Ready to get started with machine learning (ML) on AWS? ML requires a lot of processing capability, more than you’re likely to have at home. That’s where a cloud platform such as AWS can help. But how do you get started? Here are some tips to add ML to your career.
Machine Learning in General
First, learn as much as you can about ML independent of AWS. To maximize your career opportunities, you want your experience and knowledge to be broad and not focus exclusively on AWS.
ML is not for the faint of heart. It requires serious study. However, opportunities for those with machine-learning skills abound, with routine six-figure salaries for engineers and developers who focus on deep learning, machine learning, and artificial intelligence (A.I.). According to Burning Glass, which collects and analyzes millions of job postings from across the country, machine-learning engineers with even a few years of experience can unlock pretty healthy compensation—and that’s before you throw in benefits such as stock options:
Job interviews for ML-related positions are often tough and require quite a bit of preparation, as well. Even “everyday” developers and analysts (i.e., those who don’t primarily focus on ML in their work) may very well end up using more ML tools and principles in coming years. If you’re a student specializing in computer science or a related field, that’s as good a reason as any to build out your ML and A.I. knowledge.
Read books, take online classes, and invest as much time as you can into learning it. TensorFlow, the open-source library for deep-learning software that was created by Google, has a nice page of learning resources.
Next, look at the coding frameworks available. The aforementioned TensorFlow is considered one of the top, as is PyTorch, which was created by Facebook. Although AWS has great tools for building ML with little coding, you’re still going to want to know how to use ML coding frameworks.
Learning AWS ML
AWS presently has 17 services related to ML, and they’re likely to add more in the years to come. This is too much to learn all at once, so we recommend a couple of things: First, make sure you’re completely familiar with “basic” computing via AWS, including how to provision EC2 servers and, most importantly, how much it’s going to cost you per hour to allocate those servers. You can’t afford surprises, especially when dealing with the kind of processing resources you need.
Second, of the 17 services, the one you want to start with is SageMaker. This is AWS’s flagship ML product and it includes a complete IDE called SageMaker Studio.
SageMaker Studio offers a Quick Start; get to the Studio from the main SageMaker page, scroll down, and you’ll see the Quick Start:
Fill in the name and choose the permissions. (You’ll likely need to create a role; you can learn about that here.) Then you’ll be asked for your VPC ID and subnet, so make sure you have a basic understanding of those, as well. Click ‘Next,’ and you’ll see your SageMaker Studio dashboard. After a few minutes, you’ll see your new Studio show up in a list with the word “Ready” by it.

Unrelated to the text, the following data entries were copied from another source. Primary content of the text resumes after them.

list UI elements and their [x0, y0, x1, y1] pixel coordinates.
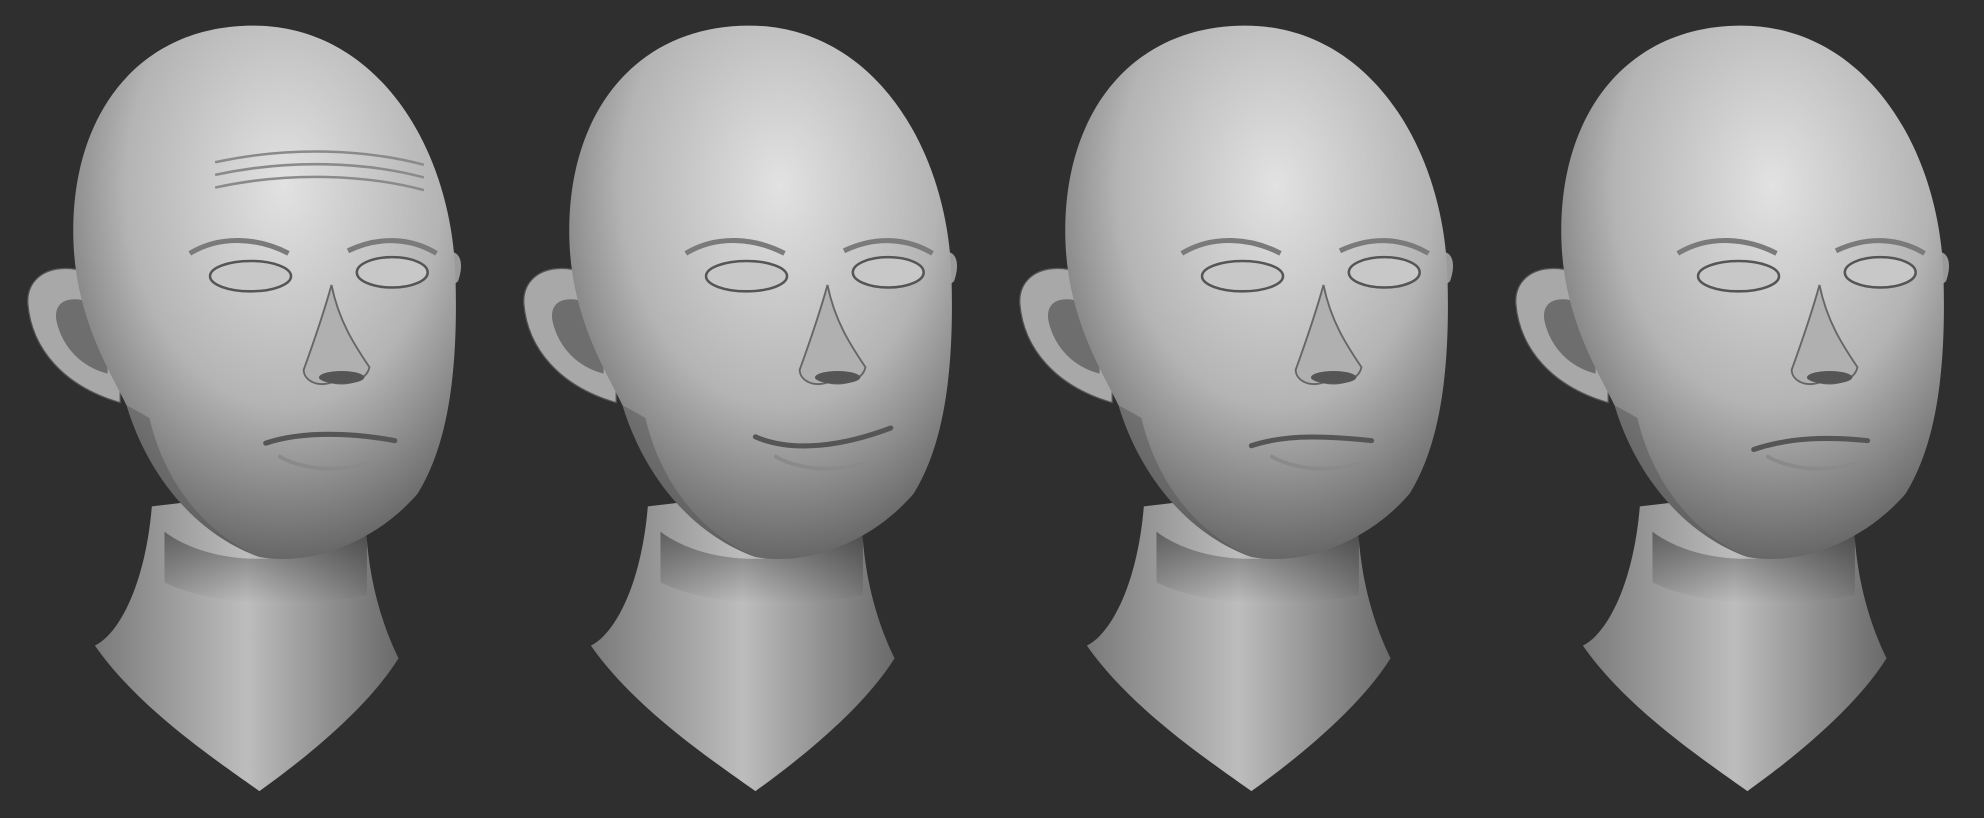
right-eye	[1843, 255, 1917, 289]
left-eye	[1696, 259, 1781, 293]
right-eye	[1347, 255, 1421, 289]
right-eye	[355, 255, 429, 289]
nostrils	[1806, 371, 1853, 384]
left-eye	[208, 259, 293, 293]
left-eye	[1200, 259, 1285, 293]
sculpt-render-scene	[0, 0, 1984, 818]
nostrils	[318, 371, 365, 384]
right-eye	[851, 255, 925, 289]
nostrils	[1310, 371, 1357, 384]
nostrils	[814, 371, 861, 384]
left-eye	[704, 259, 789, 293]
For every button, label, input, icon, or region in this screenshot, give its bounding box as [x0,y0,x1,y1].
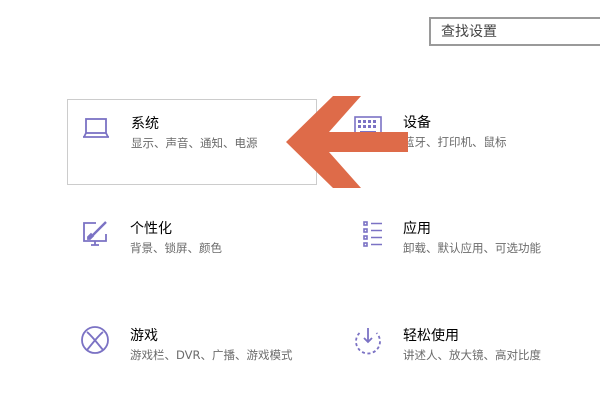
tile-description: 讲述人、放大镜、高对比度 [403,348,541,362]
apps-list-icon [352,217,384,249]
tile-description: 背景、锁屏、颜色 [130,241,222,255]
ease-of-access-icon [352,324,384,356]
laptop-icon [80,112,112,144]
tile-gaming[interactable]: 游戏 游戏栏、DVR、广播、游戏模式 [67,312,317,398]
tile-description: 游戏栏、DVR、广播、游戏模式 [130,348,293,362]
tile-title: 应用 [403,221,431,237]
tile-title: 轻松使用 [403,328,459,344]
search-input[interactable] [431,19,600,44]
tile-description: 蓝牙、打印机、鼠标 [403,135,507,149]
annotation-arrow [286,96,408,188]
tile-personalization[interactable]: 个性化 背景、锁屏、颜色 [67,205,317,291]
tile-system[interactable]: 系统 显示、声音、通知、电源 [67,99,317,185]
tile-title: 系统 [131,116,159,132]
tile-description: 显示、声音、通知、电源 [131,136,258,150]
tile-title: 个性化 [130,221,172,237]
search-box[interactable] [429,17,600,46]
personalization-icon [79,217,111,249]
xbox-icon [79,324,111,356]
tile-apps[interactable]: 应用 卸载、默认应用、可选功能 [340,205,590,291]
tile-description: 卸载、默认应用、可选功能 [403,241,541,255]
tile-ease-of-access[interactable]: 轻松使用 讲述人、放大镜、高对比度 [340,312,590,398]
tile-title: 游戏 [130,328,158,344]
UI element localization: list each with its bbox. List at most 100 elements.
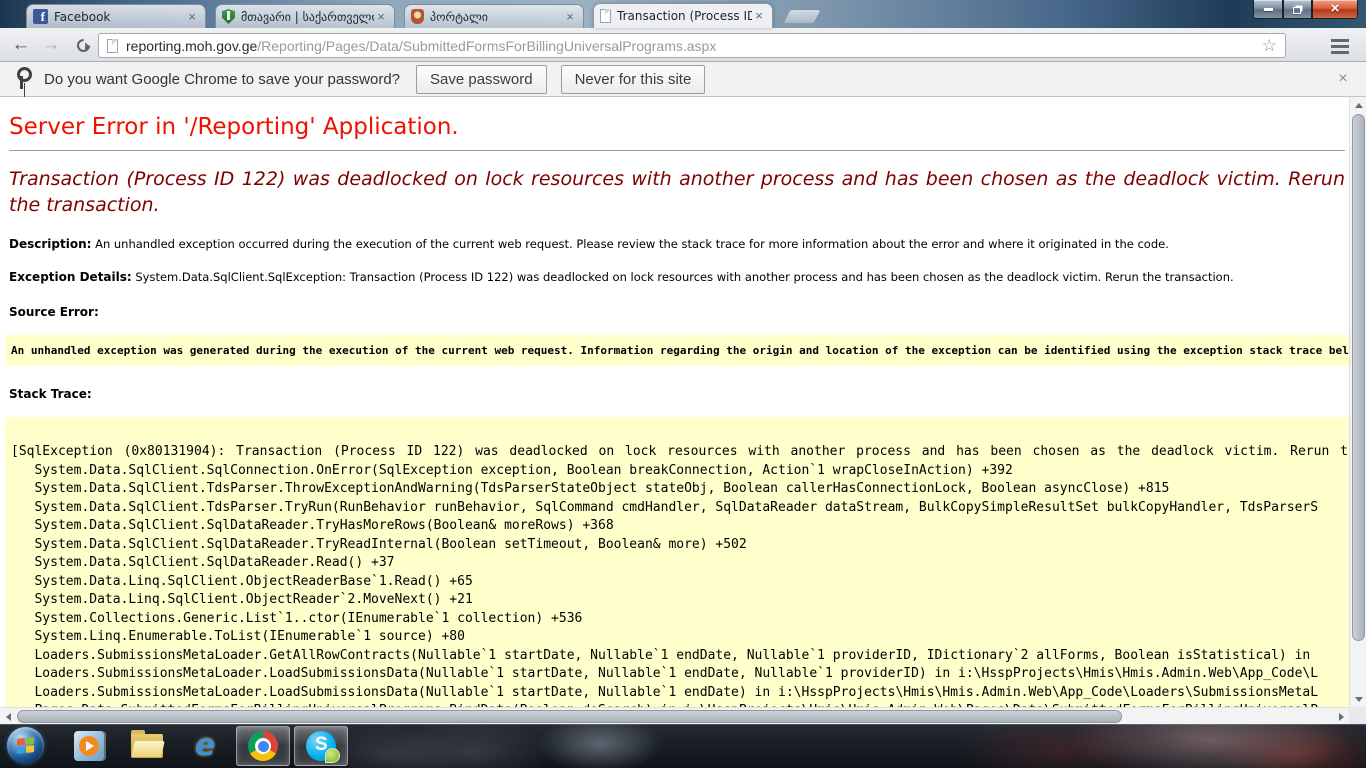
close-icon <box>1331 0 1340 18</box>
minimize-icon <box>1264 8 1273 11</box>
taskbar-item-internet-explorer[interactable]: e <box>178 726 232 766</box>
stack-trace-line: System.Data.Linq.SqlClient.ObjectReader`… <box>11 591 1343 610</box>
close-infobar-icon[interactable] <box>1334 70 1352 88</box>
stack-trace-line: System.Data.SqlClient.SqlDataReader.TryR… <box>11 536 1343 555</box>
stack-trace-box: [SqlException (0x80131904): Transaction … <box>5 417 1349 707</box>
facebook-icon <box>33 9 48 24</box>
error-subtitle: Transaction (Process ID 122) was deadloc… <box>9 166 1345 218</box>
stack-trace-line: Loaders.SubmissionsMetaLoader.LoadSubmis… <box>11 665 1343 684</box>
stack-trace-line: System.Data.Linq.SqlClient.ObjectReaderB… <box>11 573 1343 592</box>
tab-transaction-active[interactable]: Transaction (Process ID 12 <box>593 3 773 28</box>
source-error-box: An unhandled exception was generated dur… <box>5 335 1349 366</box>
exception-row: Exception Details: System.Data.SqlClient… <box>9 270 1345 284</box>
scroll-up-arrow[interactable] <box>1350 97 1366 113</box>
scroll-down-arrow[interactable] <box>1350 691 1366 707</box>
desktop-screen: Facebook მთავარი | საქართველოს პორტალი T… <box>0 0 1366 768</box>
restore-icon <box>1293 7 1301 14</box>
close-tab-icon[interactable] <box>752 9 766 23</box>
reload-icon <box>74 36 92 54</box>
stack-trace-line: System.Linq.Enumerable.ToList(IEnumerabl… <box>11 628 1343 647</box>
error-page: Server Error in '/Reporting' Application… <box>0 97 1349 707</box>
taskbar: e 14:22 22.05.2014 <box>0 724 1366 768</box>
taskbar-item-media-player[interactable] <box>62 726 116 766</box>
stack-trace-line: [SqlException (0x80131904): Transaction … <box>11 443 1343 462</box>
description-text: An unhandled exception occurred during t… <box>95 237 1169 251</box>
stack-trace-line: System.Data.SqlClient.TdsParser.TryRun(R… <box>11 499 1343 518</box>
scrollbar-corner <box>1349 707 1366 724</box>
close-tab-icon[interactable] <box>374 10 388 24</box>
folder-icon <box>131 734 163 758</box>
address-bar[interactable]: reporting.moh.gov.ge/Reporting/Pages/Dat… <box>98 33 1286 58</box>
browser-titlebar: Facebook მთავარი | საქართველოს პორტალი T… <box>0 0 1366 28</box>
chrome-icon <box>248 731 278 761</box>
horizontal-scrollbar[interactable] <box>0 707 1349 724</box>
page-icon <box>600 9 611 23</box>
url-path: /Reporting/Pages/Data/SubmittedFormsForB… <box>257 38 716 54</box>
new-tab-button[interactable] <box>782 9 822 24</box>
close-window-button[interactable] <box>1312 0 1358 19</box>
taskbar-item-chrome-active[interactable] <box>236 726 290 766</box>
error-title: Server Error in '/Reporting' Application… <box>9 114 1345 151</box>
save-password-button[interactable]: Save password <box>416 65 547 94</box>
back-button[interactable] <box>8 32 34 58</box>
url-domain: reporting.moh.gov.ge <box>126 38 257 54</box>
save-password-infobar: Do you want Google Chrome to save your p… <box>0 62 1366 97</box>
infobar-message: Do you want Google Chrome to save your p… <box>44 71 400 88</box>
tab-title: პორტალი <box>430 10 563 24</box>
bookmark-star-icon[interactable] <box>1262 36 1277 56</box>
stack-trace-line: Loaders.SubmissionsMetaLoader.LoadSubmis… <box>11 684 1343 703</box>
triangle-right-icon <box>1339 713 1348 721</box>
skype-icon <box>306 731 336 761</box>
tab-mtavari[interactable]: მთავარი | საქართველოს <box>215 4 395 28</box>
scroll-right-arrow[interactable] <box>1333 708 1349 725</box>
stack-trace-line: System.Data.SqlClient.SqlDataReader.TryH… <box>11 517 1343 536</box>
triangle-down-icon <box>1355 697 1363 706</box>
minimize-button[interactable] <box>1253 0 1283 19</box>
chrome-menu-button[interactable] <box>1324 35 1356 57</box>
tab-facebook[interactable]: Facebook <box>26 4 206 28</box>
vertical-scrollbar-thumb[interactable] <box>1352 114 1365 641</box>
triangle-left-icon <box>2 713 11 721</box>
shield-icon <box>222 9 235 24</box>
exception-text: System.Data.SqlClient.SqlException: Tran… <box>135 270 1233 284</box>
stack-trace-label: Stack Trace: <box>9 387 1345 401</box>
windows-logo-icon <box>17 737 34 754</box>
tab-title: Transaction (Process ID 12 <box>617 9 752 23</box>
forward-button[interactable] <box>38 32 64 58</box>
triangle-up-icon <box>1355 99 1363 108</box>
url-text: reporting.moh.gov.ge/Reporting/Pages/Dat… <box>126 38 1262 54</box>
page-icon <box>107 39 118 53</box>
media-player-icon <box>74 731 104 761</box>
horizontal-scrollbar-thumb[interactable] <box>17 710 1122 723</box>
emblem-icon <box>411 9 424 24</box>
browser-toolbar: reporting.moh.gov.ge/Reporting/Pages/Dat… <box>0 28 1366 62</box>
tab-title: მთავარი | საქართველოს <box>241 10 374 24</box>
internet-explorer-icon: e <box>195 731 215 761</box>
back-icon <box>12 34 31 56</box>
stack-trace-line: System.Data.SqlClient.SqlDataReader.Read… <box>11 554 1343 573</box>
tab-strip: Facebook მთავარი | საქართველოს პორტალი T… <box>26 3 818 28</box>
restore-button[interactable] <box>1283 0 1312 19</box>
stack-trace-line: System.Data.SqlClient.TdsParser.ThrowExc… <box>11 480 1343 499</box>
taskbar-item-explorer[interactable] <box>120 726 174 766</box>
taskbar-item-skype-active[interactable] <box>294 726 348 766</box>
exception-label: Exception Details: <box>9 270 132 284</box>
forward-icon <box>42 34 61 56</box>
never-for-site-button[interactable]: Never for this site <box>561 65 706 94</box>
scroll-left-arrow[interactable] <box>0 708 16 725</box>
description-label: Description: <box>9 237 91 251</box>
close-tab-icon[interactable] <box>185 10 199 24</box>
window-controls <box>1253 0 1358 19</box>
reload-button[interactable] <box>70 32 96 58</box>
description-row: Description: An unhandled exception occu… <box>9 237 1345 251</box>
stack-trace-line: System.Data.SqlClient.SqlConnection.OnEr… <box>11 462 1343 481</box>
key-icon <box>14 67 30 91</box>
start-button[interactable] <box>7 727 44 764</box>
tab-title: Facebook <box>54 10 185 24</box>
tab-portali[interactable]: პორტალი <box>404 4 584 28</box>
close-tab-icon[interactable] <box>563 10 577 24</box>
stack-trace-line: System.Collections.Generic.List`1..ctor(… <box>11 610 1343 629</box>
stack-trace-line: Loaders.SubmissionsMetaLoader.GetAllRowC… <box>11 647 1343 666</box>
vertical-scrollbar[interactable] <box>1349 97 1366 707</box>
source-error-label: Source Error: <box>9 305 1345 319</box>
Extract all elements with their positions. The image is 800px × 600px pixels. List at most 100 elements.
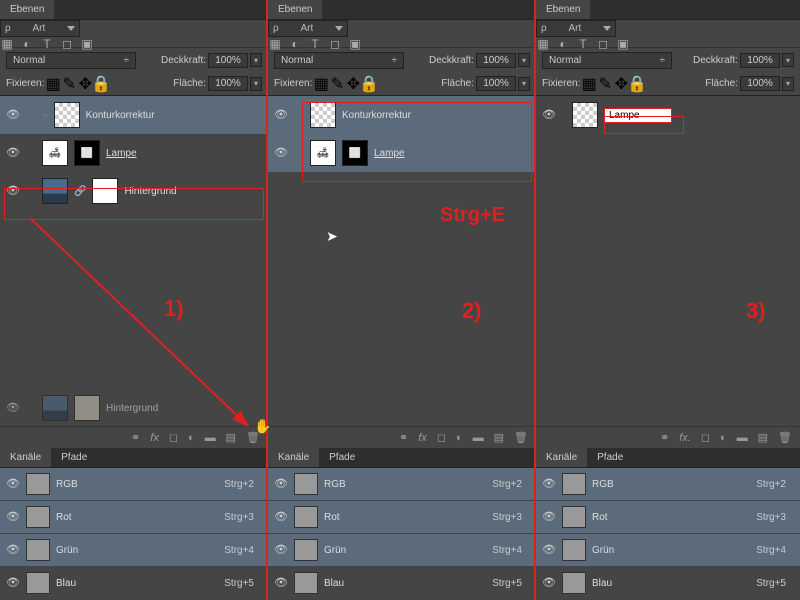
link-button[interactable]: ⚭ bbox=[399, 431, 408, 444]
layer-thumb[interactable] bbox=[310, 102, 336, 128]
channel-row[interactable]: 👁BlauStrg+5 bbox=[536, 567, 800, 600]
visibility-icon[interactable]: 👁 bbox=[6, 108, 20, 122]
mask-button[interactable]: ◻ bbox=[437, 431, 446, 444]
mask-thumb[interactable]: ⬜ bbox=[342, 140, 368, 166]
layer-row[interactable]: 👁 🛋 ⬜ Lampe bbox=[268, 134, 536, 172]
channel-row[interactable]: 👁BlauStrg+5 bbox=[268, 567, 536, 600]
adjust-button[interactable]: ◐ bbox=[188, 432, 195, 444]
new-button[interactable]: ▤ bbox=[226, 431, 236, 444]
layer-name[interactable]: Lampe bbox=[374, 148, 405, 159]
opacity-value[interactable]: 100% bbox=[208, 53, 248, 68]
group-button[interactable]: ▬ bbox=[473, 432, 484, 444]
new-button[interactable]: ▤ bbox=[494, 431, 504, 444]
filter-shape-icon[interactable]: ◻ bbox=[328, 37, 342, 51]
layer-row[interactable]: 👁 🛋 ⬜ Lampe bbox=[0, 134, 268, 172]
fx-button[interactable]: fx. bbox=[679, 432, 691, 444]
panel-tab[interactable]: Ebenen bbox=[0, 0, 54, 19]
channel-row[interactable]: 👁RotStrg+3 bbox=[536, 501, 800, 534]
mask-button[interactable]: ◻ bbox=[169, 431, 178, 444]
trash-button[interactable]: 🗑 bbox=[514, 431, 528, 444]
filter-smart-icon[interactable]: ▣ bbox=[80, 37, 94, 51]
lock-trans-icon[interactable]: ▦ bbox=[46, 77, 60, 91]
adjust-button[interactable]: ◐ bbox=[456, 432, 463, 444]
filter-kind-select[interactable]: ρArt bbox=[268, 20, 348, 37]
paths-tab[interactable]: Pfade bbox=[587, 448, 633, 467]
visibility-icon[interactable]: 👁 bbox=[274, 108, 288, 122]
layer-thumb[interactable] bbox=[42, 178, 68, 204]
link-button[interactable]: ⚭ bbox=[660, 431, 669, 444]
fill-dd[interactable]: ▾ bbox=[250, 77, 262, 91]
fill-dd[interactable]: ▾ bbox=[782, 77, 794, 91]
visibility-icon[interactable]: 👁 bbox=[274, 146, 288, 160]
opacity-dd[interactable]: ▾ bbox=[250, 53, 262, 67]
filter-shape-icon[interactable]: ◻ bbox=[596, 37, 610, 51]
lock-all-icon[interactable]: 🔒 bbox=[94, 77, 108, 91]
layer-row[interactable]: 👁 🔗 Hintergrund bbox=[0, 172, 268, 210]
lock-move-icon[interactable]: ✥ bbox=[78, 77, 92, 91]
layer-row[interactable]: 👁 ⤷ Konturkorrektur bbox=[0, 96, 268, 134]
lock-paint-icon[interactable]: ✎ bbox=[598, 77, 612, 91]
opacity-value[interactable]: 100% bbox=[740, 53, 780, 68]
opacity-dd[interactable]: ▾ bbox=[782, 53, 794, 67]
visibility-icon[interactable]: 👁 bbox=[6, 184, 20, 198]
filter-adjust-icon[interactable]: ◐ bbox=[556, 37, 570, 51]
opacity-value[interactable]: 100% bbox=[476, 53, 516, 68]
channel-row[interactable]: 👁BlauStrg+5 bbox=[0, 567, 268, 600]
adjust-button[interactable]: ◐ bbox=[720, 432, 727, 444]
filter-type-icon[interactable]: T bbox=[308, 37, 322, 51]
filter-type-icon[interactable]: T bbox=[576, 37, 590, 51]
layer-name[interactable]: Konturkorrektur bbox=[342, 110, 411, 121]
lock-paint-icon[interactable]: ✎ bbox=[330, 77, 344, 91]
layer-row[interactable]: 👁 bbox=[536, 96, 800, 134]
layer-thumb[interactable]: 🛋 bbox=[310, 140, 336, 166]
paths-tab[interactable]: Pfade bbox=[319, 448, 365, 467]
lock-trans-icon[interactable]: ▦ bbox=[314, 77, 328, 91]
channel-row[interactable]: 👁RGBStrg+2 bbox=[0, 468, 268, 501]
panel-tab[interactable]: Ebenen bbox=[268, 0, 322, 19]
channel-row[interactable]: 👁RGBStrg+2 bbox=[536, 468, 800, 501]
filter-adjust-icon[interactable]: ◐ bbox=[20, 37, 34, 51]
lock-trans-icon[interactable]: ▦ bbox=[582, 77, 596, 91]
fill-value[interactable]: 100% bbox=[740, 76, 780, 91]
blend-mode-select[interactable]: Normal÷ bbox=[274, 52, 404, 69]
group-button[interactable]: ▬ bbox=[737, 432, 748, 444]
paths-tab[interactable]: Pfade bbox=[51, 448, 97, 467]
channel-row[interactable]: 👁GrünStrg+4 bbox=[268, 534, 536, 567]
lock-paint-icon[interactable]: ✎ bbox=[62, 77, 76, 91]
layer-thumb[interactable]: 🛋 bbox=[42, 140, 68, 166]
opacity-dd[interactable]: ▾ bbox=[518, 53, 530, 67]
visibility-icon[interactable]: 👁 bbox=[6, 146, 20, 160]
layer-name[interactable]: Hintergrund bbox=[124, 186, 176, 197]
fx-button[interactable]: fx bbox=[418, 432, 427, 444]
lock-all-icon[interactable]: 🔒 bbox=[362, 77, 376, 91]
lock-all-icon[interactable]: 🔒 bbox=[630, 77, 644, 91]
channels-tab[interactable]: Kanäle bbox=[268, 448, 319, 467]
mask-button[interactable]: ◻ bbox=[701, 431, 710, 444]
channel-row[interactable]: 👁RotStrg+3 bbox=[268, 501, 536, 534]
fill-dd[interactable]: ▾ bbox=[518, 77, 530, 91]
channel-row[interactable]: 👁RGBStrg+2 bbox=[268, 468, 536, 501]
layer-rename-input[interactable] bbox=[604, 108, 672, 123]
trash-button[interactable]: 🗑 bbox=[778, 431, 792, 444]
panel-tab[interactable]: Ebenen bbox=[536, 0, 590, 19]
mask-thumb[interactable]: ⬜ bbox=[74, 140, 100, 166]
filter-pixel-icon[interactable]: ▦ bbox=[536, 37, 550, 51]
filter-shape-icon[interactable]: ◻ bbox=[60, 37, 74, 51]
filter-kind-select[interactable]: ρArt bbox=[0, 20, 80, 37]
lock-move-icon[interactable]: ✥ bbox=[346, 77, 360, 91]
channel-row[interactable]: 👁GrünStrg+4 bbox=[536, 534, 800, 567]
link-button[interactable]: ⚭ bbox=[131, 431, 140, 444]
lock-move-icon[interactable]: ✥ bbox=[614, 77, 628, 91]
blend-mode-select[interactable]: Normal÷ bbox=[6, 52, 136, 69]
layer-thumb[interactable] bbox=[54, 102, 80, 128]
visibility-icon[interactable]: 👁 bbox=[542, 108, 556, 122]
filter-pixel-icon[interactable]: ▦ bbox=[0, 37, 14, 51]
channels-tab[interactable]: Kanäle bbox=[536, 448, 587, 467]
group-button[interactable]: ▬ bbox=[205, 432, 216, 444]
filter-kind-select[interactable]: ρArt bbox=[536, 20, 616, 37]
channel-row[interactable]: 👁GrünStrg+4 bbox=[0, 534, 268, 567]
filter-smart-icon[interactable]: ▣ bbox=[348, 37, 362, 51]
channel-row[interactable]: 👁RotStrg+3 bbox=[0, 501, 268, 534]
layer-row[interactable]: 👁 Konturkorrektur bbox=[268, 96, 536, 134]
filter-adjust-icon[interactable]: ◐ bbox=[288, 37, 302, 51]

Click the “Open Studio” link to go into the Studio. The Studio will open in a new window; the first time it will take a couple minutes to load.
In the lower-right you’ll see a pane with a demonstration video and a “video tutorials” link with more information to help you get started. There’s also a link to a tour guide, which provides a complete walkthrough for setting up multiple experiments and trials.
With ML, experiments are the processes that you run many times over, as the system learns. Trials are the individual outcomes from the experiments. You provide different data with the experiments and observe the trials. Typically, each time you only modify the data slightly; this is known as an incremental change. Over time your system continues to gather more and more data and learn from the outcomes.
More ML on AWS
If you’re into pattern and facial recognition and aren’t paranoid, you might try out the AWS DeepLens, which is a hardware camera built to integrate with AWS ML. (You probably want to put tape over its lens when you’re not using it.)
One place where you can stay on top of it all is through the official AWS ML blog. Many of the articles are really advanced, but if you at least skim through them, you’ll pick up tidbits of knowledge here and there—even if you’re just starting out on your machine-learning journey.
Conclusion
Machine learning is a huge topic and there’s a lot to learn. Start slowly, study as much as you can, and just keep practicing with the different tools available. Over time, you’ll become competent, and if you keep at it, you’ll eventually become an expert. Have patience and perseverance!